— Вы правильно определили уязвимое место, — ответил инспектор. — Этот Тифен только что принят в Гильдию нотариусов, и все до сих пор пребывают в удивлении, как ему удалось собрать необходимую сумму для покупки этой должности, внезапно оставленной семьей, владевшей ею на протяжении нескольких веков. Случаи оставления должности крайне редки, и в основном происходят по причине матримониальных союзов. Состоять в Гильдии нотариусов — нелегкий труд, требующий немалой житейской сметки. Но откуда вам это известно?
— Вы забываете, что когда-то меня прочили в нотариусы, и я работал помощником нотариуса в Ренне, пока меня не отправили в Париж.
Они расхохотались, и Бурдо спросил:
— Что вы мне в таком случае посоветуете?
— Хорошо бы поговорить с мэтром Бонтаном, деканом Гильдии нотариусов; он наверняка что-нибудь знает об этом Тифене. Мы устроим с ним встречу через Ноблекура; они одного возраста и, насколько мне известно, добрые друзья. А что за анонимное письмо, о котором вы мне говорили?
Бурдо открыл реестр и извлек грязный клочок бумаги, испещренный печатными буквами.
— Этот листок обнаружили в карете господина де Сартина. Написано печатными буквами, измененным почерком, на обычной бумаге, обычными чернилами. Ничего, за что можно зацепиться.
И он прочел послание вслух.
«Спросите у Николя Ле Флока, что он бросил в реку на углу моста Руаяль, напротив улицы Бон, в ночь с 6 на 7 января 1774 года. И да свершится правосудие!»
— Записка не имеет никакого смысла, — произнес Николя, чувствуя, как бодрое настроение, посетившее его сегодня утром, окончательно испарилось. — Какой злодей ополчился на меня, на каком основании? Убийство Жюли, происшествия, о которых я пока не могу вам рассказать, завещание… Когда наступит конец всем этим тайнам?
— Когда мы арестуем виновного или виновных. Относительно виновных мне пришла в голову одна мысль. Во время вашего отсутствия господин де Сартин приказал мне отправиться вместо него на демонстрацию опыта, показанного неким изобретателем перед комиссией из Академии наук.
— А какое отношение имеет этот опыт к нашему делу?
— Сейчас поймете. Речь идет о новом механизме, с помощью которого, как утверждает изобретатель, можно оставаться под водой целый час, не поднимаясь наверх, чтобы подышать. Он утверждает, что может опуститься на глубину тридцать футов. Вы следите за моей мыслью? Сена не слишком глубока. Я опережаю ваш вопрос: мы уже прошлись драгами по дну, но безрезультатно. Полагаю, можно попросить провести эксперимент у моста Руаяль, и сделать это через два дня, то есть 20 января.
— Мне нравится ваша оригинальная идея, я хотел бы присутствовать при этом опыте.
— Нет ничего проще. Сартин, с согласия Его Величества, разрешил вам сопровождать меня во время следствия по нашему делу, и без маскарада, хотя карнавал уже не за горами.
— А что в-третьих? — вздохнул Николя.
Бурдо протянул ему листок бумаги, испещренный мелким, словно следы мушиных лапок, почерком судебного писаря.
— Это протокол допроса Казимира, чернокожего раба госпожи де Ластерье.
Николя со вздохом покачал головой.
— За рабами не признают прав свободных людей, зато с легким сердцем отправляют их на пытку, где они испытывают те же страдания, что и их хозяева. Только под пыткой их слушают, и слова их значат столько же, сколько слова их хозяев!

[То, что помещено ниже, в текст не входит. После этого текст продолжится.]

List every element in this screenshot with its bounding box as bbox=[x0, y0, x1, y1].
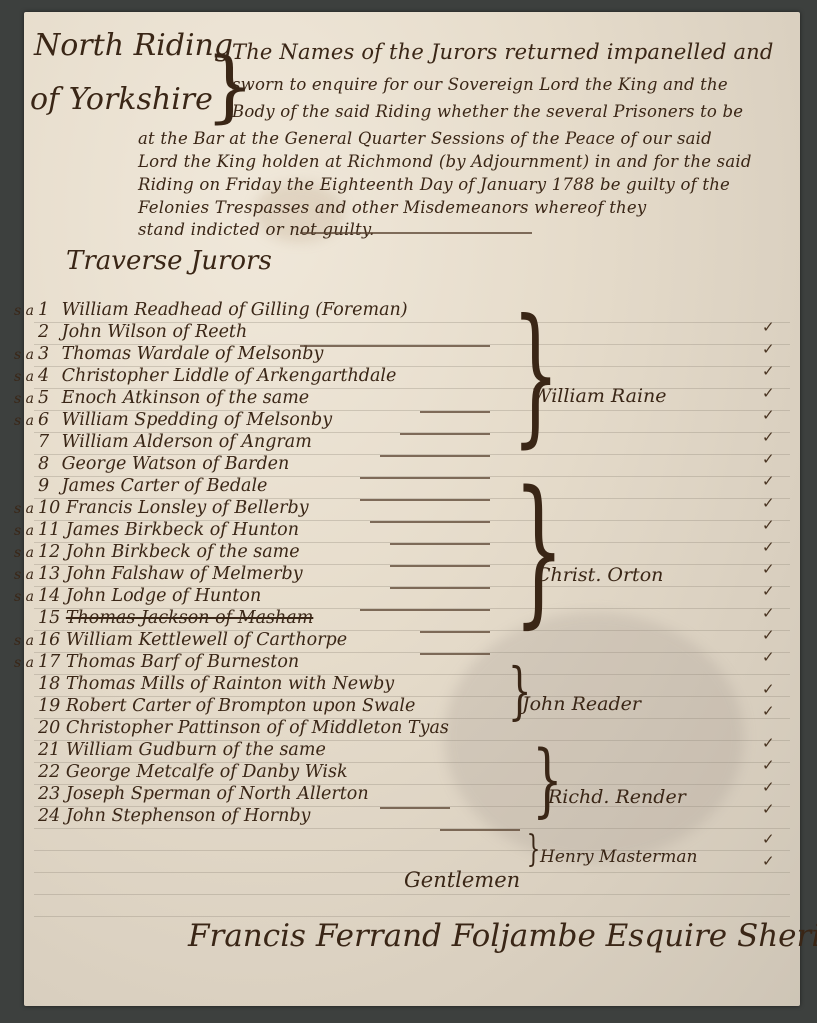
preamble-line: Body of the said Riding whether the seve… bbox=[232, 102, 743, 121]
check-mark-icon: ✓ bbox=[762, 340, 775, 358]
check-mark-icon: ✓ bbox=[762, 318, 775, 336]
juror-row: 2 John Wilson of Reeth bbox=[6, 322, 247, 342]
check-mark-icon: ✓ bbox=[762, 538, 775, 556]
juror-row: s a16 William Kettlewell of Carthorpe bbox=[6, 630, 347, 650]
juror-row: s a17 Thomas Barf of Burneston bbox=[6, 652, 299, 672]
juror-row: s a13 John Falshaw of Melmerby bbox=[6, 564, 303, 584]
bailiff-name: Richd. Render bbox=[548, 786, 686, 808]
juror-row: s a4 Christopher Liddle of Arkengarthdal… bbox=[6, 366, 396, 386]
juror-row: 21 William Gudburn of the same bbox=[6, 740, 326, 760]
group-brace: } bbox=[513, 470, 564, 630]
juror-row: s a3 Thomas Wardale of Melsonby bbox=[6, 344, 323, 364]
check-mark-icon: ✓ bbox=[762, 648, 775, 666]
juror-row: s a10 Francis Lonsley of Bellerby bbox=[6, 498, 309, 518]
juror-row: s a5 Enoch Atkinson of the same bbox=[6, 388, 309, 408]
juror-row: 22 George Metcalfe of Danby Wisk bbox=[6, 762, 348, 782]
check-mark-icon: ✓ bbox=[762, 604, 775, 622]
bailiff-name: Christ. Orton bbox=[536, 564, 663, 586]
sheriff-signature: Francis Ferrand Foljambe Esquire Sheriff bbox=[188, 918, 817, 954]
bailiff-name: Henry Masterman bbox=[540, 847, 697, 867]
bailiff-name: John Reader bbox=[522, 693, 641, 715]
check-mark-icon: ✓ bbox=[762, 450, 775, 468]
juror-row: 23 Joseph Sperman of North Allerton bbox=[6, 784, 369, 804]
preamble-line: sworn to enquire for our Sovereign Lord … bbox=[232, 75, 728, 94]
check-mark-icon: ✓ bbox=[762, 494, 775, 512]
check-mark-icon: ✓ bbox=[762, 680, 775, 698]
preamble-line: Felonies Trespasses and other Misdemeano… bbox=[138, 198, 646, 217]
check-mark-icon: ✓ bbox=[762, 384, 775, 402]
preamble-line: Lord the King holden at Richmond (by Adj… bbox=[138, 152, 752, 171]
check-mark-icon: ✓ bbox=[762, 734, 775, 752]
juror-row: 18 Thomas Mills of Rainton with Newby bbox=[6, 674, 394, 694]
group-brace: } bbox=[527, 832, 541, 868]
juror-row: s a6 William Spedding of Melsonby bbox=[6, 410, 332, 430]
county-line-2: of Yorkshire bbox=[30, 82, 213, 117]
filler-dash bbox=[300, 345, 490, 347]
filler-dash bbox=[360, 477, 490, 479]
check-mark-icon: ✓ bbox=[762, 626, 775, 644]
filler-dash bbox=[370, 521, 490, 523]
filler-dash bbox=[380, 807, 450, 809]
filler-dash bbox=[360, 609, 490, 611]
gentlemen-label: Gentlemen bbox=[404, 868, 520, 892]
check-mark-icon: ✓ bbox=[762, 472, 775, 490]
filler-dash bbox=[420, 411, 490, 413]
juror-row: 19 Robert Carter of Brompton upon Swale bbox=[6, 696, 415, 716]
preamble-line: stand indicted or not guilty. bbox=[138, 220, 375, 239]
juror-row: s a12 John Birkbeck of the same bbox=[6, 542, 300, 562]
filler-dash bbox=[390, 565, 490, 567]
juror-row: s a1 William Readhead of Gilling (Forema… bbox=[6, 300, 408, 320]
check-mark-icon: ✓ bbox=[762, 852, 775, 870]
filler-dash bbox=[390, 543, 490, 545]
flourish-line bbox=[300, 232, 532, 234]
juror-row: s a14 John Lodge of Hunton bbox=[6, 586, 261, 606]
group-brace: } bbox=[512, 300, 560, 450]
section-heading: Traverse Jurors bbox=[66, 246, 272, 276]
check-mark-icon: ✓ bbox=[762, 560, 775, 578]
check-mark-icon: ✓ bbox=[762, 830, 775, 848]
juror-row: 20 Christopher Pattinson of of Middleton… bbox=[6, 718, 449, 738]
filler-dash bbox=[420, 653, 490, 655]
check-mark-icon: ✓ bbox=[762, 582, 775, 600]
check-mark-icon: ✓ bbox=[762, 778, 775, 796]
preamble-line: The Names of the Jurors returned impanel… bbox=[232, 40, 774, 64]
preamble-line: Riding on Friday the Eighteenth Day of J… bbox=[138, 175, 730, 194]
check-mark-icon: ✓ bbox=[762, 406, 775, 424]
county-line-1: North Riding bbox=[34, 28, 233, 63]
filler-dash bbox=[380, 455, 490, 457]
juror-row: 8 George Watson of Barden bbox=[6, 454, 289, 474]
bailiff-name: William Raine bbox=[532, 385, 667, 407]
juror-row-struck: 15 Thomas Jackson of Masham bbox=[6, 608, 313, 628]
juror-row: 7 William Alderson of Angram bbox=[6, 432, 312, 452]
filler-dash bbox=[360, 499, 490, 501]
group-brace: } bbox=[532, 740, 563, 820]
water-stain bbox=[444, 612, 744, 862]
juror-row: 24 John Stephenson of Hornby bbox=[6, 806, 310, 826]
check-mark-icon: ✓ bbox=[762, 800, 775, 818]
filler-dash bbox=[400, 433, 490, 435]
check-mark-icon: ✓ bbox=[762, 756, 775, 774]
filler-dash bbox=[390, 587, 490, 589]
juror-row: s a11 James Birkbeck of Hunton bbox=[6, 520, 299, 540]
filler-dash bbox=[420, 631, 490, 633]
check-mark-icon: ✓ bbox=[762, 362, 775, 380]
check-mark-icon: ✓ bbox=[762, 516, 775, 534]
filler-dash bbox=[440, 829, 520, 831]
check-mark-icon: ✓ bbox=[762, 702, 775, 720]
preamble-line: at the Bar at the General Quarter Sessio… bbox=[138, 129, 712, 148]
check-mark-icon: ✓ bbox=[762, 428, 775, 446]
juror-row: 9 James Carter of Bedale bbox=[6, 476, 267, 496]
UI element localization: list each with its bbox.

— Так говорит ваше доброе сердце, — произнес Бурдо, — и я полностью разделяю ваше мнение. Кстати, в этом деле нам пока удается не упоминать вашего имени. Но Казимир — иное дело. Кто-то сообщил о расследовании секретарю министра морского флота. Вокруг все строят догадки и требуют пролить свет на преступление, совершенное с неимоверной жестокостью. Подумать только, вдова интенданта финансов морского флота, белая женщина, — и убита рабом-негром! Да еще во Франции! Что начнется в колониях, если слух об этом придет туда раньше успокоительной новости о неизбежном и немедленном наказании? На Сартина оказывают давление, хотя вам прекрасно известны его взгляды и на рабство, и на применение пыток.
— О! Полагаю, он уступил, лишь бы отделаться от этой камарильи!